PALM BEACH COUNTY, Fla. — Local youth advocates and organizations got together on Wednesday to see how to best help 167,560 students attend Palm Beach County district-operated schools and other youth in the area.
"I've actually moved around 3-4 times already in my life, not counting the one where I moved from Cuba. It's a nerve-wracking experience," said 19-year-old Humberto Sigler who started in Palm Beach County as a middle schooler and relied on counselors and school resources to graduate.
Now, Sigler is working to be a first-generation college grad.
"After a while, you got to saddle in and you just got to do what you got to do and hopefully if it comes along the way where you meet great people and you're comfortable in your environment then that's good, that's great," said Sigler.
Sigler is now paying it forward as an intern with Palm Beach County Youth Services Department, which helped host a summit called "Birth to 22."
"It was wonderful, it was great to see the faces of so many people that are committed to the well-being of our youth," said Tammy Fields, director of the department.
The event brought 40 leaders from local organizations to collaborate on the issues youth ages 0 to 22 in Palm Beach County are facing.

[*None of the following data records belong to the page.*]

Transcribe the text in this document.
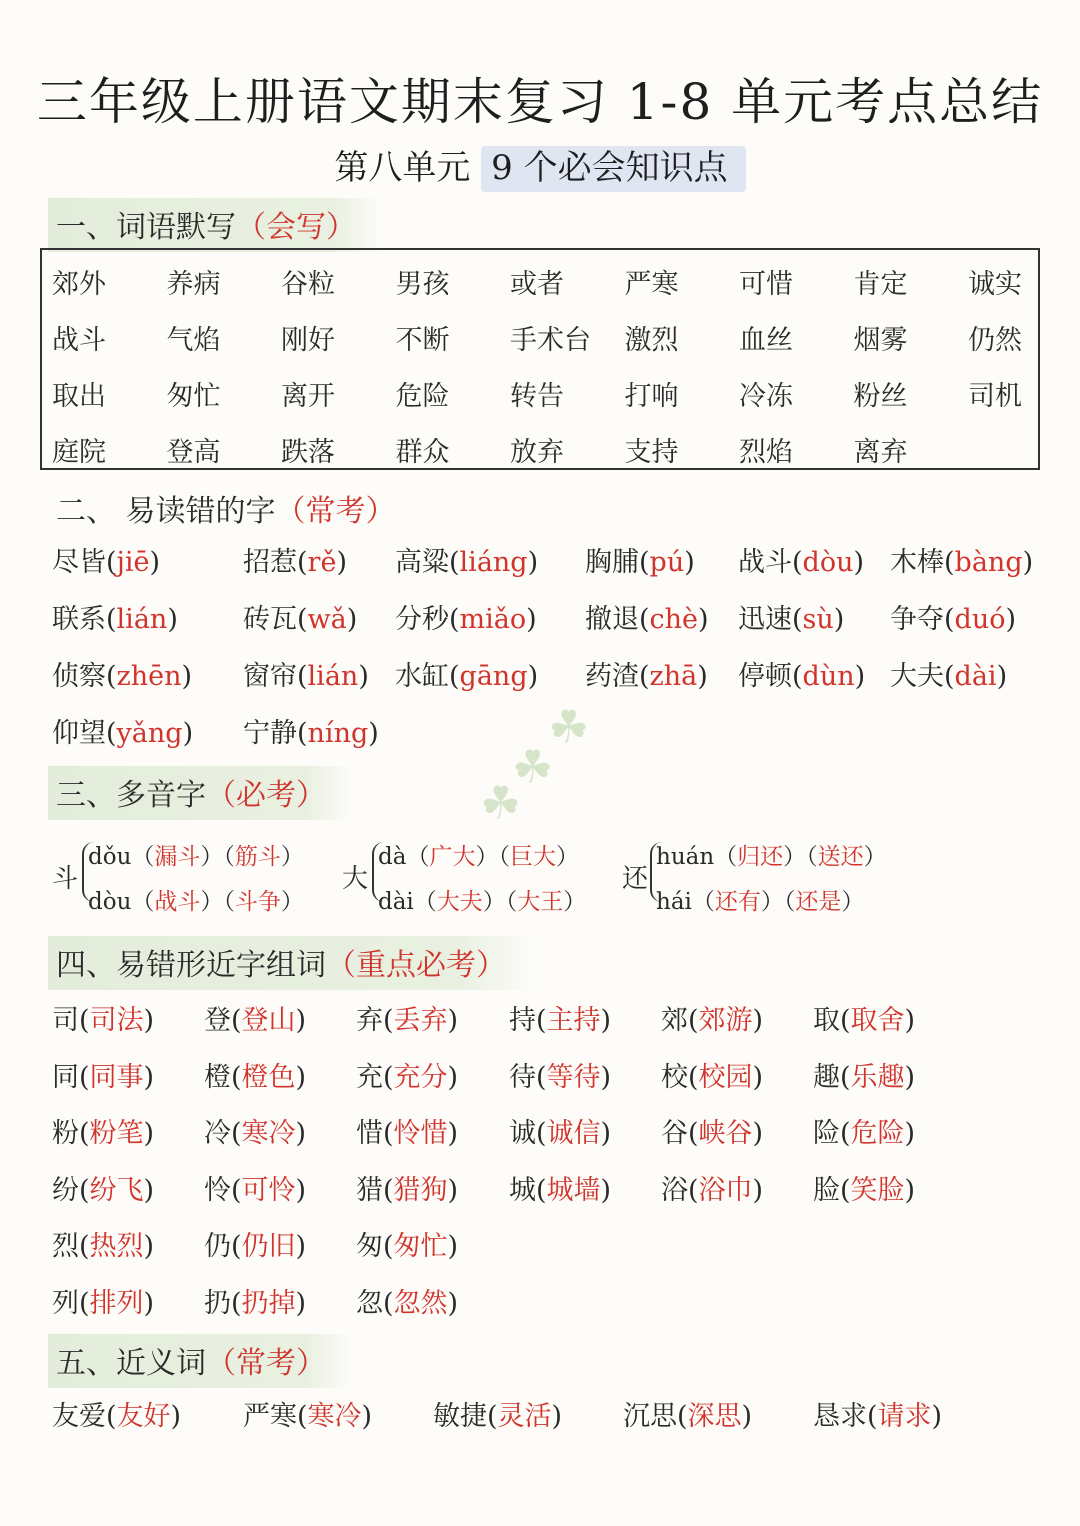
三年级上册语文期末复习 1-8 单元考点总结
第八单元 9 个必会知识点
一、词语默写（会写）
郊外 养病 谷粒 男孩 或者 严寒 可惜 肯定 诚实
战斗 气焰 刚好 不断 手术台 激烈 血丝 烟雾 仍然
取出 匆忙 离开 危险 转告 打响 冷冻 粉丝 司机
庭院 登高 跌落 群众 放弃 支持 烈焰 离弃
二、 易读错的字（常考）
尽皆(jiē)	招惹(rě) 高粱(liáng) 胸脯(pú) 战斗(dòu) 木棒(bàng)
联系(lián) 砖瓦(wǎ) 分秒(miǎo) 撤退(chè) 迅速(sù) 争夺(duó)
侦察(zhēn) 窗帘(lián) 水缸(gāng) 药渣(zhā) 停顿(dùn) 大夫(dài)
仰望(yǎng) 宁静(níng)	☘
☘
☘
三、多音字（必考）
斗
dǒu（漏斗）（筋斗）
dòu（战斗）（斗争）
大
dà（广大）（巨大）
dài（大夫）（大王）
还
huán（归还）（送还）
hái（还有）（还是）
四、易错形近字组词（重点必考）
司(司法) 登(登山) 弃(丢弃) 持(主持) 郊(郊游) 取(取舍)
同(同事) 橙(橙色) 充(充分) 待(等待) 校(校园) 趣(乐趣)
粉(粉笔) 冷(寒冷) 惜(怜惜) 诚(诚信) 谷(峡谷) 险(危险)
纷(纷飞) 怜(可怜) 猎(猎狗) 城(城墙) 浴(浴巾) 脸(笑脸)
烈(热烈) 仍(仍旧) 匆(匆忙)
列(排列) 扔(扔掉) 忽(忽然)
五、近义词（常考）
友爱(友好) 严寒(寒冷) 敏捷(灵活) 沉思(深思) 恳求(请求)
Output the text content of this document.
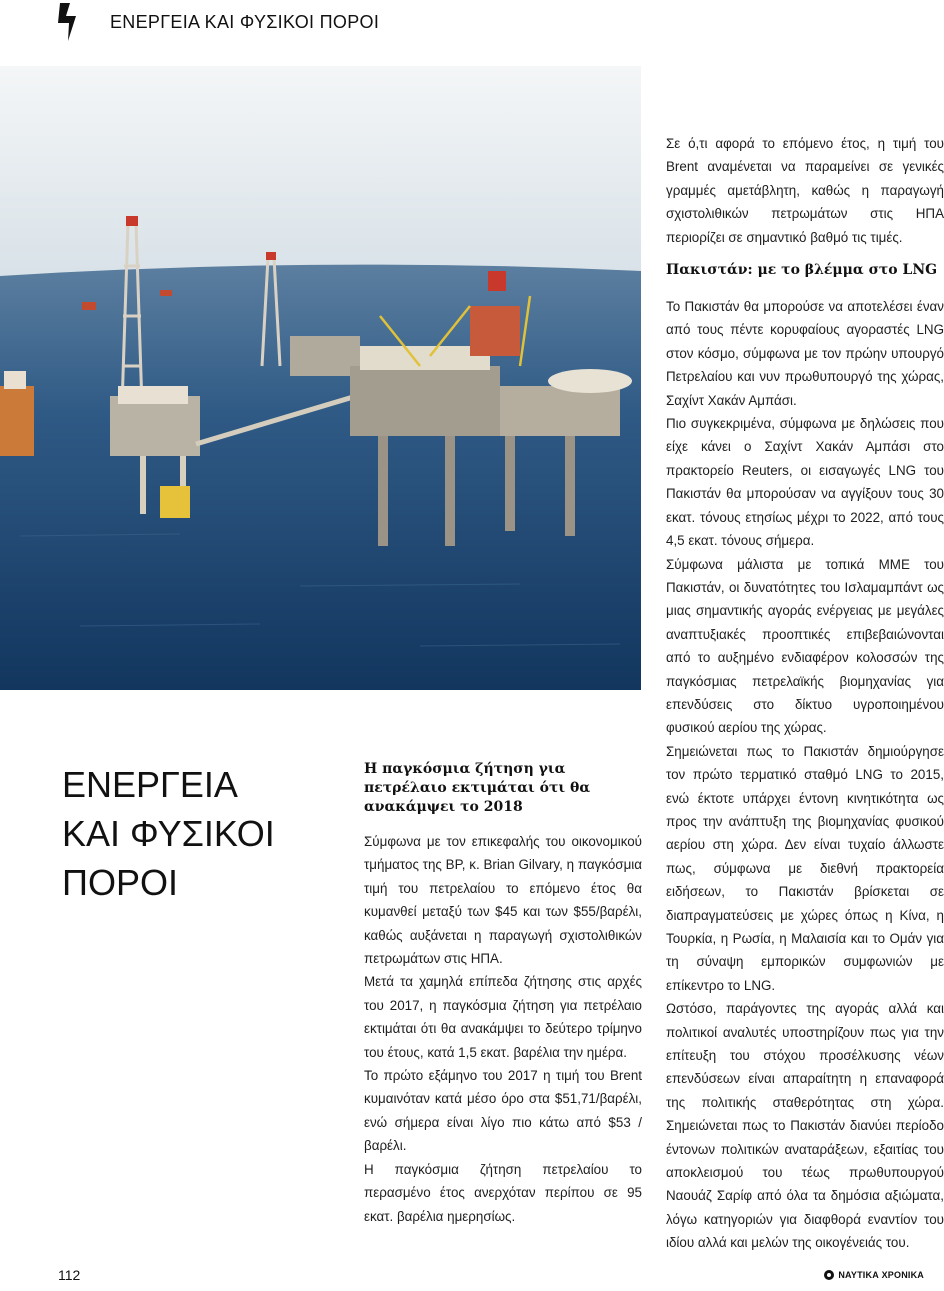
ΕΝΕΡΓΕΙΑ ΚΑΙ ΦΥΣΙΚΟΙ ΠΟΡΟΙ
ΕΝΕΡΓΕΙΑ
ΚΑΙ ΦΥΣΙΚΟΙ
ΠΟΡΟΙ
Η παγκόσμια ζήτηση για πετρέλαιο εκτιμάται ότι θα ανακάμψει το 2018

Σύμφωνα με τον επικεφαλής του οικονομικού τμήματος της BP, κ. Brian Gilvary, η παγκόσμια τιμή του πετρελαίου το επόμενο έτος θα κυμανθεί μεταξύ των $45 και των $55/βαρέλι, καθώς αυξάνεται η παραγωγή σχιστολιθικών πετρωμάτων στις ΗΠΑ.

Μετά τα χαμηλά επίπεδα ζήτησης στις αρχές του 2017, η παγκόσμια ζήτηση για πετρέλαιο εκτιμάται ότι θα ανακάμψει το δεύτερο τρίμηνο του έτους, κατά 1,5 εκατ. βαρέλια την ημέρα.

Το πρώτο εξάμηνο του 2017 η τιμή του Brent κυμαινόταν κατά μέσο όρο στα $51,71/βαρέλι, ενώ σήμερα είναι λίγο πιο κάτω από $53 /βαρέλι.

Η παγκόσμια ζήτηση πετρελαίου το περασμένο έτος ανερχόταν περίπου σε 95 εκατ. βαρέλια ημερησίως.

Σε ό,τι αφορά το επόμενο έτος, η τιμή του Brent αναμένεται να παραμείνει σε γενικές γραμμές αμετάβλητη, καθώς η παραγωγή σχιστολιθικών πετρωμάτων στις ΗΠΑ περιορίζει σε σημαντικό βαθμό τις τιμές.

Πακιστάν: με το βλέμμα στο LNG

Το Πακιστάν θα μπορούσε να αποτελέσει έναν από τους πέντε κορυφαίους αγοραστές LNG στον κόσμο, σύμφωνα με τον πρώην υπουργό Πετρελαίου και νυν πρωθυπουργό της χώρας, Σαχίντ Χακάν Αμπάσι.

Πιο συγκεκριμένα, σύμφωνα με δηλώσεις που είχε κάνει ο Σαχίντ Χακάν Αμπάσι στο πρακτορείο Reuters, οι εισαγωγές LNG του Πακιστάν θα μπορούσαν να αγγίξουν τους 30 εκατ. τόνους ετησίως μέχρι το 2022, από τους 4,5 εκατ. τόνους σήμερα.

Σύμφωνα μάλιστα με τοπικά ΜΜΕ του Πακιστάν, οι δυνατότητες του Ισλαμαμπάντ ως μιας σημαντικής αγοράς ενέργειας με μεγάλες αναπτυξιακές προοπτικές επιβεβαιώνονται από το αυξημένο ενδιαφέρον κολοσσών της παγκόσμιας πετρελαϊκής βιομηχανίας για επενδύσεις στο δίκτυο υγροποιημένου φυσικού αερίου της χώρας.

Σημειώνεται πως το Πακιστάν δημιούργησε τον πρώτο τερματικό σταθμό LNG το 2015, ενώ έκτοτε υπάρχει έντονη κινητικότητα ως προς την ανάπτυξη της βιομηχανίας φυσικού αερίου στη χώρα. Δεν είναι τυχαίο άλλωστε πως, σύμφωνα με διεθνή πρακτορεία ειδήσεων, το Πακιστάν βρίσκεται σε διαπραγματεύσεις με χώρες όπως η Κίνα, η Τουρκία, η Ρωσία, η Μαλαισία και το Ομάν για τη σύναψη εμπορικών συμφωνιών με επίκεντρο το LNG.

Ωστόσο, παράγοντες της αγοράς αλλά και πολιτικοί αναλυτές υποστηρίζουν πως για την επίτευξη του στόχου προσέλκυσης νέων επενδύσεων είναι απαραίτητη η επαναφορά της πολιτικής σταθερότητας στη χώρα. Σημειώνεται πως το Πακιστάν διανύει περίοδο έντονων πολιτικών αναταράξεων, εξαιτίας του αποκλεισμού του τέως πρωθυπουργού Ναουάζ Σαρίφ από όλα τα δημόσια αξιώματα, λόγω κατηγοριών για διαφθορά εναντίον του ιδίου αλλά και μελών της οικογένειάς του.

112	ΝΑΥΤΙΚΑ ΧΡΟΝΙΚΑ
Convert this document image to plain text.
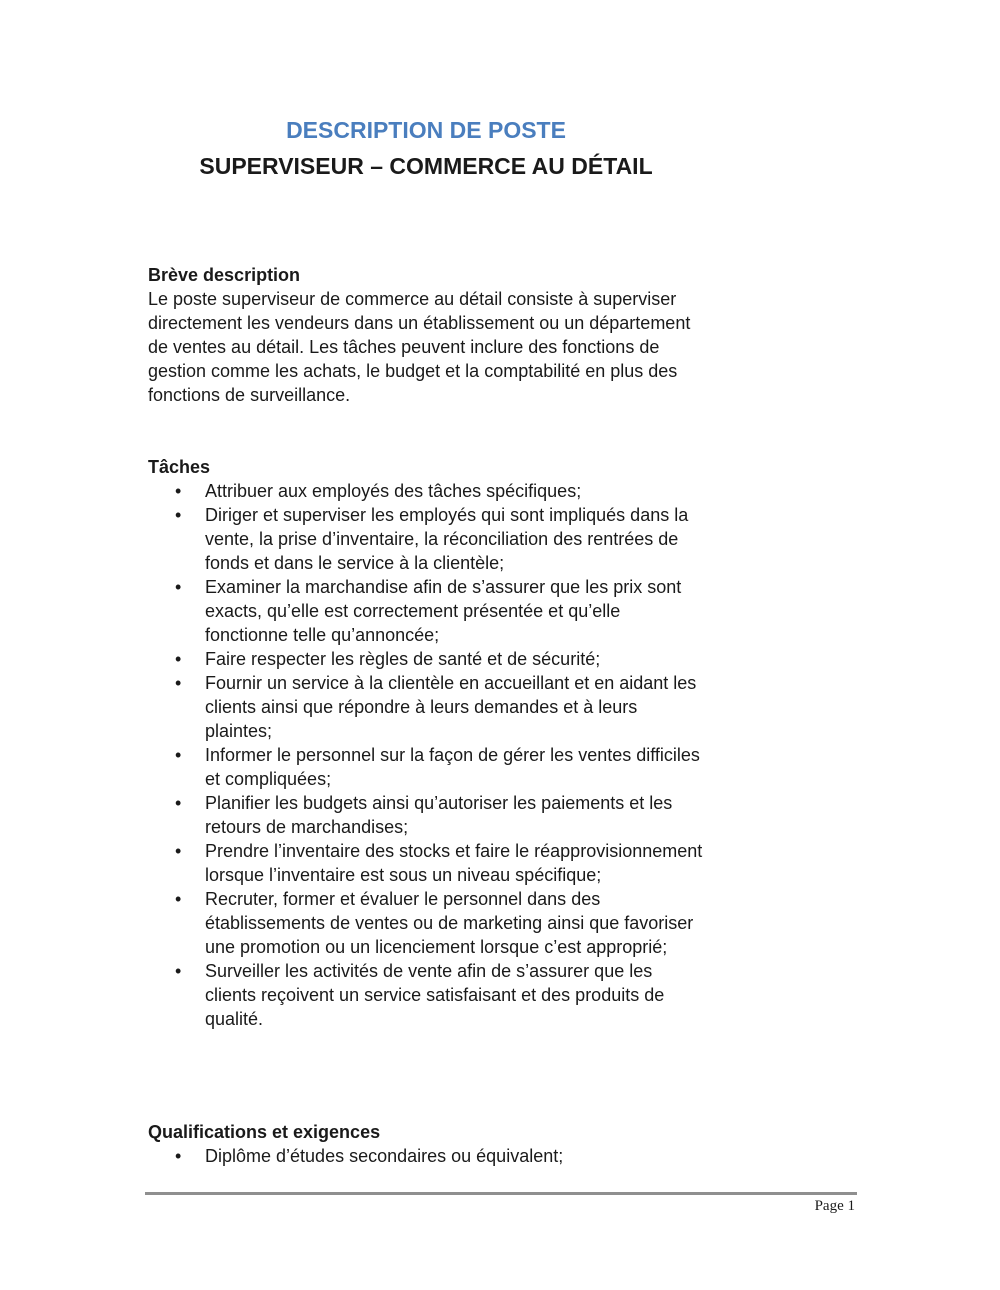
DESCRIPTION DE POSTE
SUPERVISEUR – COMMERCE AU DÉTAIL
Brève description

Le poste superviseur de commerce au détail consiste à superviser directement les vendeurs dans un établissement ou un département de ventes au détail. Les tâches peuvent inclure des fonctions de gestion comme les achats, le budget et la comptabilité en plus des fonctions de surveillance.

Tâches
• Attribuer aux employés des tâches spécifiques;
• Diriger et superviser les employés qui sont impliqués dans la vente, la prise d’inventaire, la réconciliation des rentrées de fonds et dans le service à la clientèle;
• Examiner la marchandise afin de s’assurer que les prix sont exacts, qu’elle est correctement présentée et qu’elle fonctionne telle qu’annoncée;
• Faire respecter les règles de santé et de sécurité;
• Fournir un service à la clientèle en accueillant et en aidant les clients ainsi que répondre à leurs demandes et à leurs plaintes;
• Informer le personnel sur la façon de gérer les ventes difficiles et compliquées;
• Planifier les budgets ainsi qu’autoriser les paiements et les retours de marchandises;
• Prendre l’inventaire des stocks et faire le réapprovisionnement lorsque l’inventaire est sous un niveau spécifique;
• Recruter, former et évaluer le personnel dans des établissements de ventes ou de marketing ainsi que favoriser une promotion ou un licenciement lorsque c’est approprié;
• Surveiller les activités de vente afin de s’assurer que les clients reçoivent un service satisfaisant et des produits de qualité.
Qualifications et exigences
• Diplôme d’études secondaires ou équivalent;
Page 1
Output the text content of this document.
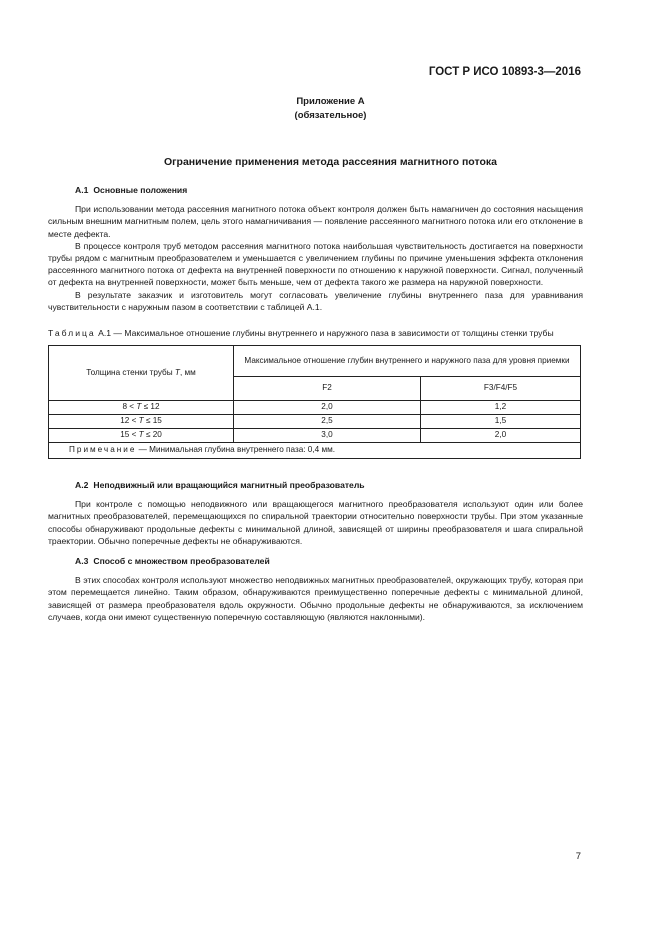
ГОСТ Р ИСО 10893-3—2016
Приложение А
(обязательное)
Ограничение применения метода рассеяния магнитного потока
А.1 Основные положения

При использовании метода рассеяния магнитного потока объект контроля должен быть намагничен до состояния насыщения сильным внешним магнитным полем, цель этого намагничивания — появление рассеянного магнитного потока или его отклонение в месте дефекта.

В процессе контроля труб методом рассеяния магнитного потока наибольшая чувствительность достигается на поверхности трубы рядом с магнитным преобразователем и уменьшается с увеличением глубины по причине уменьшения эффекта отклонения рассеянного магнитного потока от дефекта на внутренней поверхности по отношению к наружной поверхности. Сигнал, полученный от дефекта на внутренней поверхности, может быть меньше, чем от дефекта такого же размера на наружной поверхности.

В результате заказчик и изготовитель могут согласовать увеличение глубины внутреннего паза для уравнивания чувствительности с наружным пазом в соответствии с таблицей А.1.

Таблица А.1 — Максимальное отношение глубины внутреннего и наружного паза в зависимости от толщины стенки трубы
Толщина стенки трубы T, мм	Максимальное отношение глубин внутреннего и наружного паза для уровня приемки	
	F2	F3/F4/F5
8 < T ≤ 12	2,0	1,2
12 < T ≤ 15	2,5	1,5
15 < T ≤ 20	3,0	2,0
Примечание — Минимальная глубина внутреннего паза: 0,4 мм.		
А.2 Неподвижный или вращающийся магнитный преобразователь

При контроле с помощью неподвижного или вращающегося магнитного преобразователя используют один или более магнитных преобразователей, перемещающихся по спиральной траектории относительно поверхности трубы. При этом указанные способы обнаруживают продольные дефекты с минимальной длиной, зависящей от ширины преобразователя и шага спиральной траектории. Обычно поперечные дефекты не обнаруживаются.

А.3 Способ с множеством преобразователей

В этих способах контроля используют множество неподвижных магнитных преобразователей, окружающих трубу, которая при этом перемещается линейно. Таким образом, обнаруживаются преимущественно поперечные дефекты с минимальной длиной, зависящей от размера преобразователя вдоль окружности. Обычно продольные дефекты не обнаруживаются, за исключением случаев, когда они имеют существенную поперечную составляющую (являются наклонными).

7
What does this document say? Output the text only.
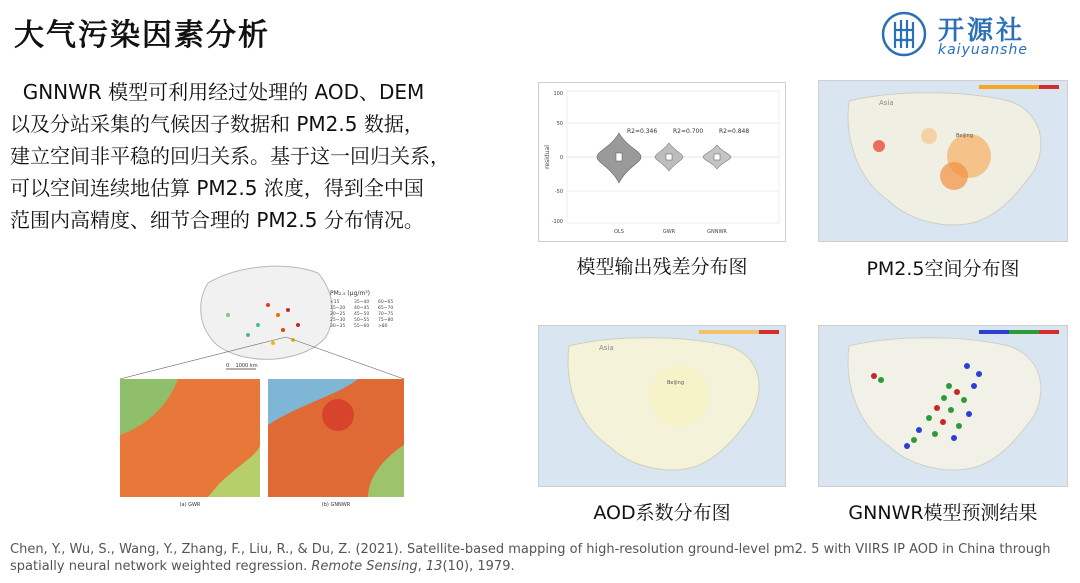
大气污染因素分析	开源社
kaiyuanshe
GNNWR 模型可利用经过处理的 AOD、DEM
以及分站采集的气候因子数据和 PM2.5 数据，
建立空间非平稳的回归关系。基于这一回归关系，
可以空间连续地估算 PM2.5 浓度，得到全中国
范围内高精度、细节合理的 PM2.5 分布情况。
100
50
0
-50
-100
residual
R2=0.346	R2=0.700	R2=0.848
OLS	GWR	GNNWR
模型输出残差分布图
Asia
Beijing
PM2.5空间分布图
Asia
Beijing
AOD系数分布图	GNNWR模型预测结果
PM₂.₅ (μg/m³)
<15
15~20
20~25
25~30
30~35
35~40
40~45
45~50
50~55
55~60
60~65
65~70
70~75
75~80
>80
0    1000 km
(a) GWR	(b) GNNWR
Chen, Y., Wu, S., Wang, Y., Zhang, F., Liu, R., & Du, Z. (2021). Satellite-based mapping of high-resolution ground-level pm2. 5 with VIIRS IP AOD in China through spatially neural network weighted regression. Remote Sensing, 13(10), 1979.
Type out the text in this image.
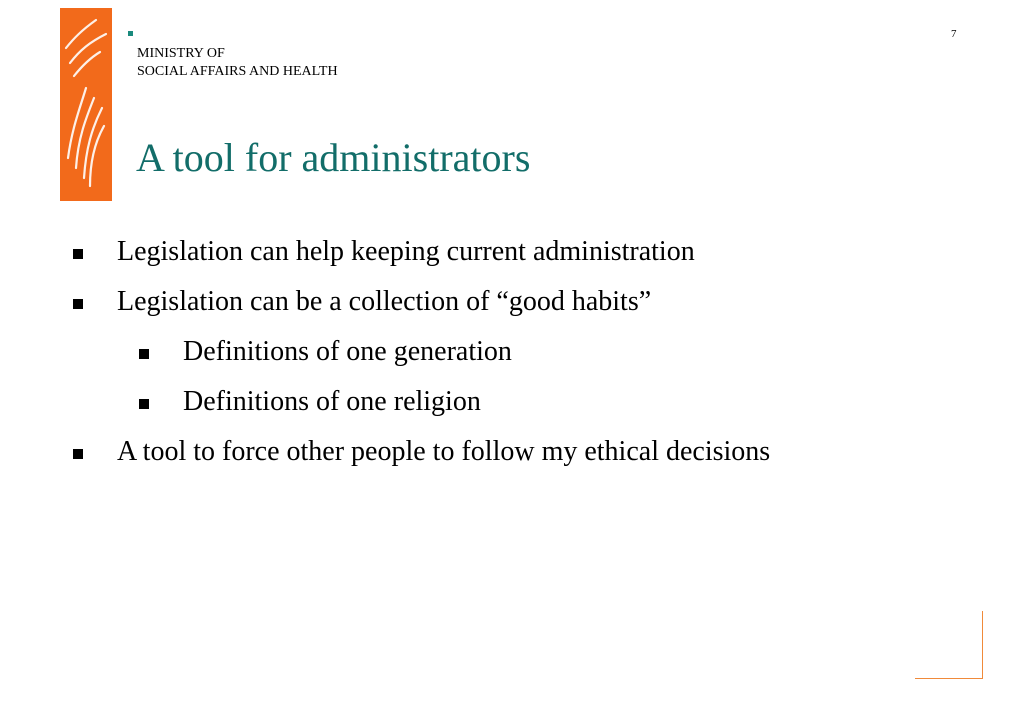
MINISTRY OF
SOCIAL AFFAIRS AND HEALTH
7
A tool for administrators
Legislation can help keeping current administration
Legislation can be a collection of “good habits”
Definitions of one generation
Definitions of one religion
A tool to force other people to follow my ethical decisions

Some of the participants are:
- Palm Beach County Youth Services
- Children’s Services Council
- Palm Beach County Community Services
- Juvenile Courts
- United Way
- Early Learning Coalition
- Palm Health
- League of Cities
- BeWell PBC
- Prime Time
- Career Source
- Girls Coordinating Council
- My Brother’s Keeper
- Unicorn Children’s Foundation
- School District of Palm Beach County
One of the biggest concerns was that 16 to 22-year-olds are having a difficult time finding a place to live, forcing some to move out of the area.
"If we lose all of that talent, we lose the future of Palm Beach County, so we need those inspired ideas and creative thinking that come through with youth," said Fields.
Through the program's 300+ community networks, they're working on a "Youth Master Plan" where they can collaborate to bring resources and funding to the issues.
"We help establish the priorities and then the funders that are part of Birth to 22 allocate the resources according to the priorities," said Fields.
"It's really important to coordinate and make sure that we know where to refer kids when we can't deal with their needs and just know what resources are available and it's important to share those resources with our community."
Fields said the first Youth Master Plan was established in 2016 and hadn't been updated since.
Now, they plan to update it every 3 years.
"Things are changing so rapidly that 3 years is probably a good window to focus on," said Fields.
Birth to 22 also hosts annual conversations with community members on what their needs are.
Among the top 3 resource needs expressed were mental health, the economy/housing, and education, including resources for afterschool programs and post-secondary education.
Birth to 22 hopes to have a defined Youth Master Plan ready by next year.
"Today was step one of updating our plan and there will be future meetings and a new published document that will really focus on what we want to do over the next 3 years to improve outcomes for our youth," said Fields.